Sunday, March 21, 2010

V.S. Pritchett’s Balzac Biography


Published in 1974. Balzac, by the British critic and short-story writer V.S. Pritchett, became the standard English-language biography. The book is lavishly illustrated (with a score of expensive color plates) and relatively lively. It is, however, a disappointment.

Literary biographies are a strange breed. What matters with Balzac, what sets him apart, is the intense liveliness of his characters and his descriptions. After centuries of vague generalities and universalities in French literature, he leads into a world that is intensely detailed and palpable. But how he lived his life has a tangential relationship to his work. Yes, the facts of his life have bearing in the great books, but even if they didn’t. The books stand on their own.

This is particularly true of the obsessive, decades-long affair with Mme Hanska, the Polish/Ukrainian countess that Balzac eventually marries shortly before his death. This takes up an inordinate part of the biography. And one suspects it is partly because Balzac’s copious letters to Hanska survive. They are quoted at length in Pritchett’s biography, and I must say that I find them a lot less interesting than the occasional passage from Père Goriot or La Peau de Chagrin. In his fiction, Balzac is magical, in his correspondence, well, he is a letter-writer.

Mme. Hanska endless jealousy, Balzac’s obsession with her and other older ladies, the squabbling about money, his careless exploitation of others have an untidy repetitive narrative structure. It’s true that the infatuation with women higher in rank and fortune, the wastefulness, the manic midnight labors, the ambition to make it Parisian society are all elements dome the life that are translated into his novels. But the interest is the novels not in the life – people of far less talent can and did live similar vices, but they didn’t write a Comédie humaine.

It’s clear that Balzac was at turns charming and insufferable. Looked at objectively, he seems like a porky, vainglorious spendthrift and deadbeat, leaving a wake of debt and disappointment for everyone but his readers, But in the end, he could have lived the life of modest respectability and wedded fidelity without affecting the value of his work.
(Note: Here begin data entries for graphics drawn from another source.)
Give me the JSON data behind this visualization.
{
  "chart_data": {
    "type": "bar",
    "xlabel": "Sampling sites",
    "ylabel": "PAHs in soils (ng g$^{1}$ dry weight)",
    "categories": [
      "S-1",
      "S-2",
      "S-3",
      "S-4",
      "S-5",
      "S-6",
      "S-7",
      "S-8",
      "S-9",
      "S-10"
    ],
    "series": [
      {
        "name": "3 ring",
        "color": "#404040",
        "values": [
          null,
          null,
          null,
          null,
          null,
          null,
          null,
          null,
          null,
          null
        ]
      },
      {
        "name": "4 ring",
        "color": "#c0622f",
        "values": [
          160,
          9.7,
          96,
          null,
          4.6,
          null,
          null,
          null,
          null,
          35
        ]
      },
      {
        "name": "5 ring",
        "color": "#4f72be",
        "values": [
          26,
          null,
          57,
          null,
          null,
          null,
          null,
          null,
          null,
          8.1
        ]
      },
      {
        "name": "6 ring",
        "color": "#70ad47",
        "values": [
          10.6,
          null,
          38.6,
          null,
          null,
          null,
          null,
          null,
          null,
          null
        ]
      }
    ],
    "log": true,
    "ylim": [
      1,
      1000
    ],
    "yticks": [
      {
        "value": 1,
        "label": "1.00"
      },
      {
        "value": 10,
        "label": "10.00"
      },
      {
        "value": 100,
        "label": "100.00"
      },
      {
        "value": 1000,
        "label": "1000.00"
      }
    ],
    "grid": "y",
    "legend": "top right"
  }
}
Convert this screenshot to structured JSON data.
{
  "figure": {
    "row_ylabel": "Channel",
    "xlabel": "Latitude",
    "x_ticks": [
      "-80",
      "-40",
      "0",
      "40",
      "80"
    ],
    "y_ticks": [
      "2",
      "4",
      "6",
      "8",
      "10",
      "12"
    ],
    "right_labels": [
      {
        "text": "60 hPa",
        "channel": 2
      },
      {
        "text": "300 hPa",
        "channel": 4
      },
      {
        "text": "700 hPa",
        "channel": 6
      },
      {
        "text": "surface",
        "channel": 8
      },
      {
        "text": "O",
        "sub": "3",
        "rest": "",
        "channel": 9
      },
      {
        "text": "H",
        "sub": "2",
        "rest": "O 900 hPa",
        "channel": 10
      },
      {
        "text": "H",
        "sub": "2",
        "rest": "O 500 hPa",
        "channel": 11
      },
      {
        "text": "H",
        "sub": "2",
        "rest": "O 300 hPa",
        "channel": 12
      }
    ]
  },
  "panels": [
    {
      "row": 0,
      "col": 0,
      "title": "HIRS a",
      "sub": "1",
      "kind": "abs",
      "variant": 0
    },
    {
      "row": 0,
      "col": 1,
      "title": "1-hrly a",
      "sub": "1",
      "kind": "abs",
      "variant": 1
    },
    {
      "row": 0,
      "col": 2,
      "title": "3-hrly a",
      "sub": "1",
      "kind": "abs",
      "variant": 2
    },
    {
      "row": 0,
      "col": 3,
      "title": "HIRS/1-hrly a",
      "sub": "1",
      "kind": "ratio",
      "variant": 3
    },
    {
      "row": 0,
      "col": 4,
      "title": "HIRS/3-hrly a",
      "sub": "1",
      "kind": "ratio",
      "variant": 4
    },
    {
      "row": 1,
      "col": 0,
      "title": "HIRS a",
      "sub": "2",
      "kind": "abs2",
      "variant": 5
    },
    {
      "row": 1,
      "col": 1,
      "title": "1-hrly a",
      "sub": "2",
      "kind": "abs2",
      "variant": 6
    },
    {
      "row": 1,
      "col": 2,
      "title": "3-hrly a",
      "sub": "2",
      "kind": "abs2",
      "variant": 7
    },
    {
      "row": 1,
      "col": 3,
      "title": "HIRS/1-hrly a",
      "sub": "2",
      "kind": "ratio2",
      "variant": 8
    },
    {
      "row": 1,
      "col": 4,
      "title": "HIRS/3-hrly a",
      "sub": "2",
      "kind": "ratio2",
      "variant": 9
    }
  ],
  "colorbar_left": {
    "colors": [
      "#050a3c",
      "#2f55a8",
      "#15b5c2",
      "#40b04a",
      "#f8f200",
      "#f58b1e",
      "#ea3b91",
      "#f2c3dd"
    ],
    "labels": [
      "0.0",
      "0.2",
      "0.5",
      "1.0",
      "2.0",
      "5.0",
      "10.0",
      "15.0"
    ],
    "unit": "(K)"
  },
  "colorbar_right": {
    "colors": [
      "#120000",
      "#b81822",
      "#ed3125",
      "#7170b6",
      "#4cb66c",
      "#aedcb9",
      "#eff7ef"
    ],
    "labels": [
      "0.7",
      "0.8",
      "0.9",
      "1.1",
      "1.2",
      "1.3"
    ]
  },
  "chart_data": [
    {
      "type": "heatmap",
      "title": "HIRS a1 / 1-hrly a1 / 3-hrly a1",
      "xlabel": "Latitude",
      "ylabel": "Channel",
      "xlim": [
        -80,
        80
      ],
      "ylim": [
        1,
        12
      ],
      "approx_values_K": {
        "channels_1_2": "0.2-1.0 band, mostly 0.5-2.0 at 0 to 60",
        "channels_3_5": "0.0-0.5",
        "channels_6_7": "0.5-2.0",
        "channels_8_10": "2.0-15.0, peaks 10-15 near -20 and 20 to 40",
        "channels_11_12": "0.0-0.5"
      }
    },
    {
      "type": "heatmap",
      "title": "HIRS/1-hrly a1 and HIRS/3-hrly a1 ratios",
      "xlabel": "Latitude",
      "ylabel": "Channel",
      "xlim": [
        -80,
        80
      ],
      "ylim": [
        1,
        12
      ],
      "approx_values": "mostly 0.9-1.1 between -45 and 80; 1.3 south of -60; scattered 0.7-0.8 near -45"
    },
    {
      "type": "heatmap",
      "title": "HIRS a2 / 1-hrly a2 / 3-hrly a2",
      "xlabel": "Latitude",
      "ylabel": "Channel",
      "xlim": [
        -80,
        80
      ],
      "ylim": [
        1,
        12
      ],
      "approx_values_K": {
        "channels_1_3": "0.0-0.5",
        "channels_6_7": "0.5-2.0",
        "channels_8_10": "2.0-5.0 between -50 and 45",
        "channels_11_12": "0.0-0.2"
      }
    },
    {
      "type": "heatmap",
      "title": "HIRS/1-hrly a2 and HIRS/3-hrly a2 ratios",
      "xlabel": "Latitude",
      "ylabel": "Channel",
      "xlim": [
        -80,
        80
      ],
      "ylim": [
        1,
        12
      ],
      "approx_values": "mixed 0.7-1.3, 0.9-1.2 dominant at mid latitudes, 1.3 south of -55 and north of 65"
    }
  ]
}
There are a few things that are nevertheless illuminating for the works. His family’s background as drapers meshes nicely with his obsession with cloth and clothing. His fascination collecting bric-à-brac is dramatized in books like Gobseck and La Peau de chagrin, as well in the detailed interiors of the rest of his fiction. His endless interest in money though he was himself a disastrous investor) is reflected in a way that the Romantics and the writers of social novels (Sand, Constant) would consider vulgar.

So the balance is out of whack. Pritchett quotes liberally from the early novels, but has little to say about le Cousin Pons and La Cousine Bette, and not much more about Les Illusions Perdus There’s almost nothing about his relationships with the politics or the literary movements of his time. And what an exciting time it was: the theaters were filled with riches, social classes were being redefined with astonishing speeds, riches were available and conspicuously so, the Industrial Revolution and railroads were changing life across Europe, writers (Lamartine, Hugo, Mérimée were suddenly important political figures, and the amazing sequence of ancien régime, Revolution, Empire, Restoration, and the July Monarchy made the particulars of everyone’s life ever more archeologically and sociologically interesting.

In the end, it’s the love affairs of Rastignac, the shady dealings of Vautrin, and the aspirations of Rubempré that matter, not those of their creator. Maybe no biography could reflect it, but Pritchett’s surely does not.